The National Council for Persons with Disabilities (NCPWD) has been pushing this argument through regulatory channels for years. Under Kenya's Persons with Disabilities (PWD) Act 2025, all public buildings are now required to meet mandatory accessibility standards. The Act mandates that private buildings also be accessible, and places the enforcement burden on BORAQS through its completion certificate and audit processes. NCPWD has indicated it will work closely with the National Construction Authority (NCA) and issue penalties for failure to adhere. Investigations into non-compliant infrastructure data and penalties for non-compliant owners and developers are on the table.
Asige's frustration with how compliance is currently approached was visible. Design too often treats accessibility as a checkbox, she said, something added at the end of a project to satisfy a form rather than integrated from the first line drawn. The consequence is what she described as forced dependency: a Person with Disabilities (PWD) who can access a building's front entrance but not its washroom has not been given access. They have been given a longer walk to the same barrier.
She outlined what genuine universal design requires. It has everything to do with the formulation of social policies, the construction of built environment features, and the way mobility services are planned and delivered. Accessibility must be woven into planning and scheduling, not bolted on during snagging. Inclusive transport, including vehicles, airports and bus stops, must be part of the same conversation as the buildings they serve. Health and inclusive sanitation must be treated as core infrastructure, not bonus features.
The second session on day two, led by Dr. Michael Munene, PhD, Chief Executive Officer of the Council of Persons with Disabilities, went further into operational detail. Munene presented the case for creating truly inclusive spaces, noting that as a council they offer training tools covering economic empowerment, mobility, visibility and hearing aids, rehabilitation programmes, autism support, skin cancer treatment, education scholarships, legal services and sign language interpretation.

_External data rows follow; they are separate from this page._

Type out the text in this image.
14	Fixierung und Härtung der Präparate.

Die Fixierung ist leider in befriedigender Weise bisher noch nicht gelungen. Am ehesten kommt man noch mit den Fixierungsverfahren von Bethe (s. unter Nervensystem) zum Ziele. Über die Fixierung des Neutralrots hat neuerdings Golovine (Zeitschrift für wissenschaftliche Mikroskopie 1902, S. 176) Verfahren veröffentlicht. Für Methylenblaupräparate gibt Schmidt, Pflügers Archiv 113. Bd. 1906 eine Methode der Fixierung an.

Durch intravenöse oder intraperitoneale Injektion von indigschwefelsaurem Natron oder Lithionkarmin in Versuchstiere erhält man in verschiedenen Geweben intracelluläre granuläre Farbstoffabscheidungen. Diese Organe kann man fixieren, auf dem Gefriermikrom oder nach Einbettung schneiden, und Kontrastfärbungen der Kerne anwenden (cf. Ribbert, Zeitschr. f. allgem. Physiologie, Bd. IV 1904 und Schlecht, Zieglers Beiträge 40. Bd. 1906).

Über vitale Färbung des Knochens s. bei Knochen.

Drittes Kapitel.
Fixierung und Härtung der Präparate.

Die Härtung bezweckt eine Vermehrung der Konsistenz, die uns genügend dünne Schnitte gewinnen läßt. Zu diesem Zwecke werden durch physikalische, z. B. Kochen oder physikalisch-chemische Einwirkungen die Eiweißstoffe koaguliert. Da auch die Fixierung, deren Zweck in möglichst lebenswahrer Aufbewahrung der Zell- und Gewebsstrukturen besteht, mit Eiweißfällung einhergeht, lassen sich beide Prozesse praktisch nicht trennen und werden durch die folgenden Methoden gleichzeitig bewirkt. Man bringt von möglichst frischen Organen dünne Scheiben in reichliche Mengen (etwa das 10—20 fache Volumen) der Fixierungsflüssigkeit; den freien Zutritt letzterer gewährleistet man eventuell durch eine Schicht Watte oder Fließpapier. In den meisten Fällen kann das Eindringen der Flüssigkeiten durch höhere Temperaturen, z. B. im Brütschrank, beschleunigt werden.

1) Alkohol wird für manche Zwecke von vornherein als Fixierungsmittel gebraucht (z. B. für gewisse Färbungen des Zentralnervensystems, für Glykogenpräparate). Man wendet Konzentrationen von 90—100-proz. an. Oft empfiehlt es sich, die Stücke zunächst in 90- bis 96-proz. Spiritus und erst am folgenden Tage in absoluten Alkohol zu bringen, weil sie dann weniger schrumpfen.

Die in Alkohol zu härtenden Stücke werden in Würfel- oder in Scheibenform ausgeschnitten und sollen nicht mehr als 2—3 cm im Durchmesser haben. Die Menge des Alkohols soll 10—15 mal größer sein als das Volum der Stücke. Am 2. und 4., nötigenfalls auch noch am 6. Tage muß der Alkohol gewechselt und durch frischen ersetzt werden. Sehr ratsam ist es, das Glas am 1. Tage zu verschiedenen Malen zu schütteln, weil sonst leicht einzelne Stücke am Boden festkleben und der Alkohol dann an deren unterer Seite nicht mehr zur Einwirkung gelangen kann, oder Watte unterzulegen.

The point was that the built environment does not exist in isolation from these services. It either enables access to them or prevents it.
The legal framework underpinning the session is significant. Kenya is a signatory to the United Nations Convention on the Rights of Persons with Disabilities. Section 30 of the PWD Act 2025 provides the domestic legal basis for mandatory accessibility. Stigma around treating PWD as a special category rather than as citizens with rights was raised as a persistent barrier to genuine compliance, both in attitude and in design.
One practical point from Asige landed with particular force in the room. Countries are losing Gross Domestic Product (GDP) by failing to provide accessibility in the built environment for PWDs. This is not a welfare argument. It is an economic one. When a portion of the population cannot access buildings, transport, workplaces or services, the cost falls on everyone.
BORAQS itself committed to strengthening enforcement through its completion certificate and audit framework, writing to the National Construction Authority (NCA) and requesting audit partners including Sika Kenya. Partners present across the seminar included Crown Paints, Sika Kenya, Jumbo Chem, NTSA, and MRM.
The message that left Safari Park Hotel on May 15 was unambiguous. Universal design is no longer optional in Kenya. The law has arrived. The profession now has to decide whether it leads or is pushed.